Ref: Halliday, Resnick & Walker 10th Ed., Ch. 26–27; Serway & Jewett 8th Ed., Ch. 18–19; Horowitz & Hill — The Art of Electronics (3rd Ed.).
Section 05
Common Misconceptions
❌ Ohm's Law is a fundamental law of physics.
✅ Ohm's Law ($V=IR$ with constant $R$) is an empirical approximation, not a fundamental law. It holds for many conductors (resistors, copper wire) at constant temperature but fails for diodes (non-linear), transistors, thermistors (R changes with T), and superconductors ($R=0$). The actual fundamental law is the Drude model.
📖 HRW 10th Ed., §26-3.
❌ Parallel circuits are safer because they have lower resistance.
✅ Lower resistance means more current from the same voltage source ($I=V/R$), which means more power dissipated ($P=V^2/R$). Household wiring uses parallel circuits for convenience (independent operation) but high current demands require appropriate wire gauges to prevent overheating.
📖 HRW 10th Ed., §27-3.
❌ Current is consumed as it flows through a circuit.

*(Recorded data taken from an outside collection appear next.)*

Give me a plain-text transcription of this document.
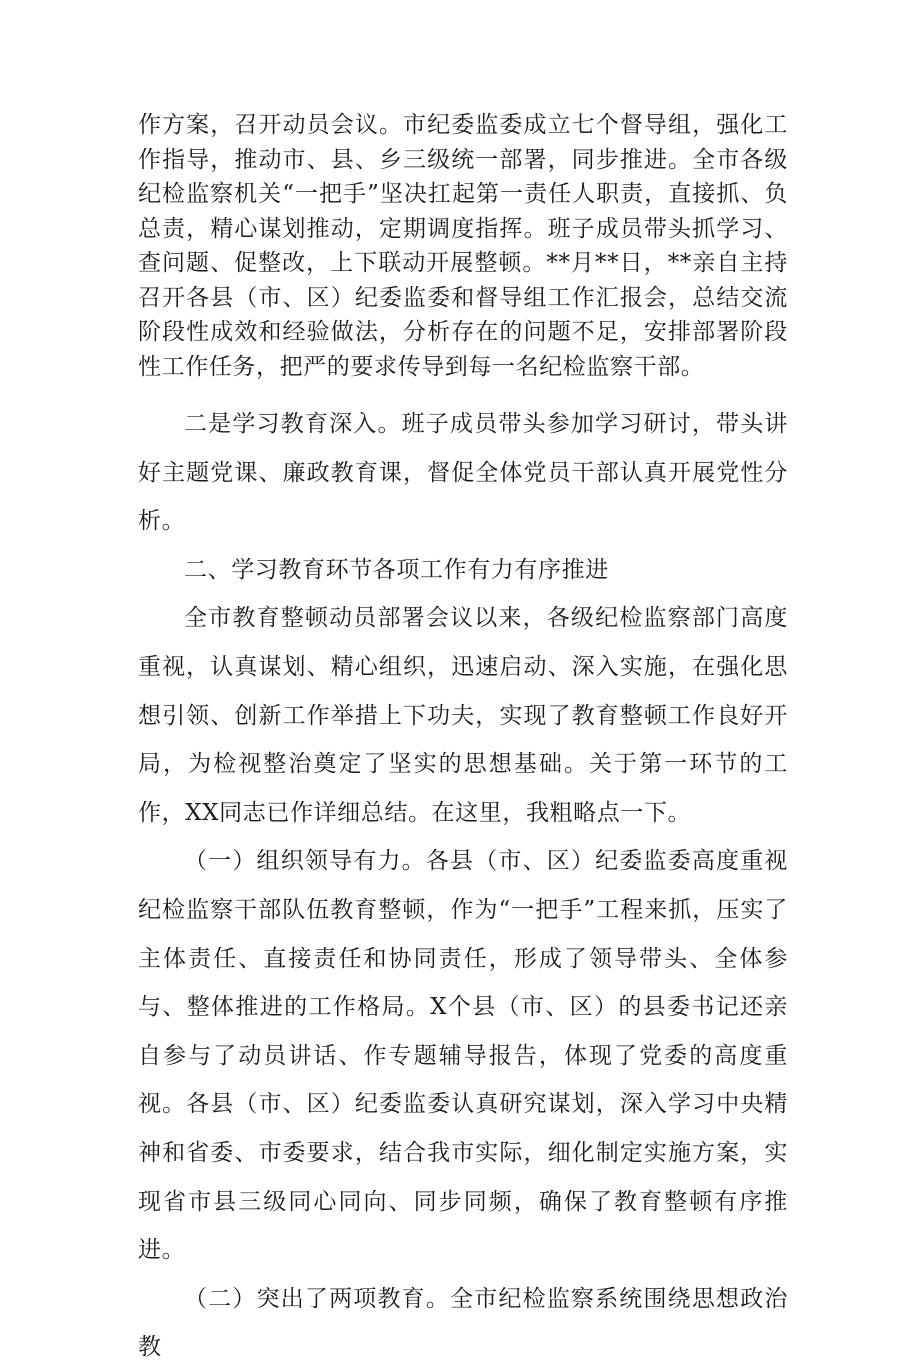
作方案，召开动员会议。市纪委监委成立七个督导组，强化工作指导，推动市、县、乡三级统一部署，同步推进。全市各级纪检监察机关“一把手”坚决扛起第一责任人职责，直接抓、负总责，精心谋划推动，定期调度指挥。班子成员带头抓学习、查问题、促整改，上下联动开展整顿。**月**日，**亲自主持召开各县（市、区）纪委监委和督导组工作汇报会，总结交流阶段性成效和经验做法，分析存在的问题不足，安排部署阶段性工作任务，把严的要求传导到每一名纪检监察干部。

二是学习教育深入。班子成员带头参加学习研讨，带头讲好主题党课、廉政教育课，督促全体党员干部认真开展党性分析。

二、学习教育环节各项工作有力有序推进

全市教育整顿动员部署会议以来，各级纪检监察部门高度重视，认真谋划、精心组织，迅速启动、深入实施，在强化思想引领、创新工作举措上下功夫，实现了教育整顿工作良好开局，为检视整治奠定了坚实的思想基础。关于第一环节的工作，XX同志已作详细总结。在这里，我粗略点一下。

（一）组织领导有力。各县（市、区）纪委监委高度重视纪检监察干部队伍教育整顿，作为“一把手”工程来抓，压实了主体责任、直接责任和协同责任，形成了领导带头、全体参与、整体推进的工作格局。X个县（市、区）的县委书记还亲自参与了动员讲话、作专题辅导报告，体现了党委的高度重视。各县（市、区）纪委监委认真研究谋划，深入学习中央精神和省委、市委要求，结合我市实际，细化制定实施方案，实现省市县三级同心同向、同步同频，确保了教育整顿有序推进。

（二）突出了两项教育。全市纪检监察系统围绕思想政治教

✅ Current (charge/time) is conserved by Kirchhoff's Current Law. The same current exits a resistor as enters it. What is consumed is energy — the potential energy of charges (voltage) drops as it powers the resistor, converted to heat or light.
📖 HRW 10th Ed., §26-4.
Misconception research: McDermott — Tutorials in Introductory Physics; Shipstone (1985), Physics Education.